Brakes can often be a performance car’s downfall but the i30 N also has a fantastic set of confidence-inspiring stoppers which not only do their job with ease, but also are controlled by a pedal with just the right amount of bite.
There are several driving settings to choose from, but none quite hit the sweet spot, even when plumping for its optimum ’N’ setting. Handily there’s the option to tailor each aspect to your taste so the damping can be slackened off, the active exhaust can be quiet or loud and the throttle response can be sharpened if needed.
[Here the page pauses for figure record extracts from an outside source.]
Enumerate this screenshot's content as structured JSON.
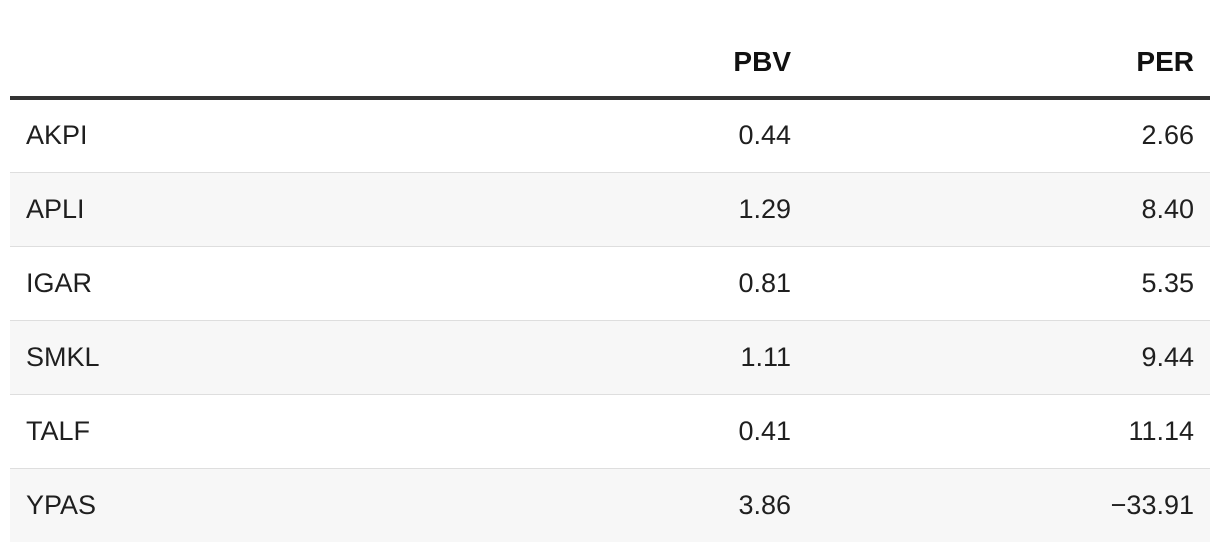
{
  "table": {
    "columns": [
      "",
      "PBV",
      "PER"
    ],
    "rows": [
      {
        "ticker": "AKPI",
        "pbv": "0.44",
        "per": "2.66"
      },
      {
        "ticker": "APLI",
        "pbv": "1.29",
        "per": "8.40"
      },
      {
        "ticker": "IGAR",
        "pbv": "0.81",
        "per": "5.35"
      },
      {
        "ticker": "SMKL",
        "pbv": "1.11",
        "per": "9.44"
      },
      {
        "ticker": "TALF",
        "pbv": "0.41",
        "per": "11.14"
      },
      {
        "ticker": "YPAS",
        "pbv": "3.86",
        "per": "−33.91"
      }
    ]
  },
  "colors": {
    "header_rule": "#333333",
    "stripe": "#f7f7f7",
    "row_divider": "#dedede",
    "text": "#212121"
  }
}
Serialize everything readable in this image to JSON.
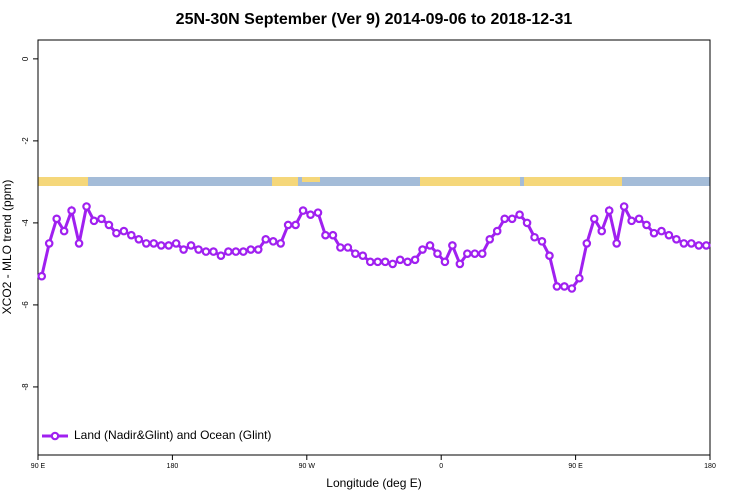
{
  "chart_data": {
    "type": "line",
    "title": "25N-30N September (Ver 9)   2014-09-06 to 2018-12-31",
    "xlabel": "Longitude (deg E)",
    "ylabel": "XCO2 - MLO trend (ppm)",
    "x": [
      92.5,
      97.5,
      102.5,
      107.5,
      112.5,
      117.5,
      122.5,
      127.5,
      132.5,
      137.5,
      142.5,
      147.5,
      152.5,
      157.5,
      162.5,
      167.5,
      172.5,
      177.5,
      182.5,
      187.5,
      192.5,
      197.5,
      202.5,
      207.5,
      212.5,
      217.5,
      222.5,
      227.5,
      232.5,
      237.5,
      242.5,
      247.5,
      252.5,
      257.5,
      262.5,
      267.5,
      272.5,
      277.5,
      282.5,
      287.5,
      292.5,
      297.5,
      302.5,
      307.5,
      312.5,
      317.5,
      322.5,
      327.5,
      332.5,
      337.5,
      342.5,
      347.5,
      352.5,
      357.5,
      362.5,
      367.5,
      372.5,
      377.5,
      382.5,
      387.5,
      392.5,
      397.5,
      402.5,
      407.5,
      412.5,
      417.5,
      422.5,
      427.5,
      432.5,
      437.5,
      442.5,
      447.5,
      452.5,
      457.5,
      462.5,
      467.5,
      472.5,
      477.5,
      482.5,
      487.5,
      492.5,
      497.5,
      502.5,
      507.5,
      512.5,
      517.5,
      522.5,
      527.5,
      532.5,
      537.5
    ],
    "series": [
      {
        "name": "Land (Nadir&Glint) and Ocean (Glint)",
        "color": "#a020f0",
        "values": [
          -5.3,
          -4.5,
          -3.9,
          -4.2,
          -3.7,
          -4.5,
          -3.6,
          -3.95,
          -3.9,
          -4.05,
          -4.25,
          -4.2,
          -4.3,
          -4.4,
          -4.5,
          -4.5,
          -4.55,
          -4.55,
          -4.5,
          -4.65,
          -4.55,
          -4.65,
          -4.7,
          -4.7,
          -4.8,
          -4.7,
          -4.7,
          -4.7,
          -4.65,
          -4.65,
          -4.4,
          -4.45,
          -4.5,
          -4.05,
          -4.05,
          -3.7,
          -3.8,
          -3.75,
          -4.3,
          -4.3,
          -4.6,
          -4.6,
          -4.75,
          -4.8,
          -4.95,
          -4.95,
          -4.95,
          -5.0,
          -4.9,
          -4.95,
          -4.9,
          -4.65,
          -4.55,
          -4.75,
          -4.95,
          -4.55,
          -5.0,
          -4.75,
          -4.75,
          -4.75,
          -4.4,
          -4.2,
          -3.9,
          -3.9,
          -3.8,
          -4.0,
          -4.35,
          -4.45,
          -4.8,
          -5.55,
          -5.55,
          -5.6,
          -5.35,
          -4.5,
          -3.9,
          -4.2,
          -3.7,
          -4.5,
          -3.6,
          -3.95,
          -3.9,
          -4.05,
          -4.25,
          -4.2,
          -4.3,
          -4.4,
          -4.5,
          -4.5,
          -4.55,
          -4.55
        ]
      }
    ],
    "xlim": [
      90,
      540
    ],
    "xticks": [
      {
        "value": 90,
        "label": "90 E"
      },
      180,
      {
        "value": 270,
        "label": "90 W"
      },
      {
        "value": 360,
        "label": "0"
      },
      {
        "value": 450,
        "label": "90 E"
      },
      {
        "value": 540,
        "label": "180"
      }
    ],
    "ylim": [
      -9.66,
      0.46
    ],
    "yticks": [
      0,
      -2,
      -4,
      -6,
      -8
    ],
    "legend": "bottom-left"
  }
}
The damping in N mode is harsh to put it mildly and while I’m a firm believer than hot hatches should be hard-riding and have a no-nonsense character, the Hyundai is simply too stiff for just about every road I tried it on in that setting. It’s a real mess in truth, because the traction is subsequently compromised and swift progress becomes a constant battle between your right foot and the flickering stability control light. However, opt for ‘comfort’, leave everything else dialled up and it’s a perfect match - a car that’s brimming with feel, poise and pace.
Many hot hatch contenders use turbocharged engines these days and while they offer improved torque and more accessible power, it comes at a price. The soundtrack isn’t usually great, but the i30 N is the best-sounding hot hatch on the market thanks to that wild exhaust. Accelerate, lift off, and it’ll pop like a rally car. It’s not for everyone, granted, but I love it.
Your tomfoolery with the exhaust will hamper its fuel economy, however, and although it's not especially bad, 30mpg and 250-mile fill-ups do have the potential to become tiresome. Pace-wise it’s probably on par with the Megane but it’s outgunned pretty much everywhere by the considerably more powerful Civic, so you are getting a large chunk of performance in return for your trips to the petrol station.
You’re probably expecting to read a snag, or maybe a paragraph starting with ‘it is good, but…’ right now, but there’s no killer criticism. Other than the bone-shaking ride in N mode - which can be rectified - and the interior’s cheap-feeling plastics it’s a car that does everything well from a driving point of view.
There’s no downfall when it comes to doing what hot hatches are supposed to do, and that’s put a smile on its driver’s face. When you think that this is Hyundai’s first crack at creating a car for enthusiasts, it’s exceptional. It’s a cracking bit of kit, something which is a solid eight-out-of-ten sort of hot hatch in every category.
The fact that it’s already better than most is testament to its quality - money’s been spent on key parts and while that’s to the detriment of the interior’s plastics, it’s a small price to pay for something that’s so focused, alert and keen to please.
Try one - you won’t be disappointed.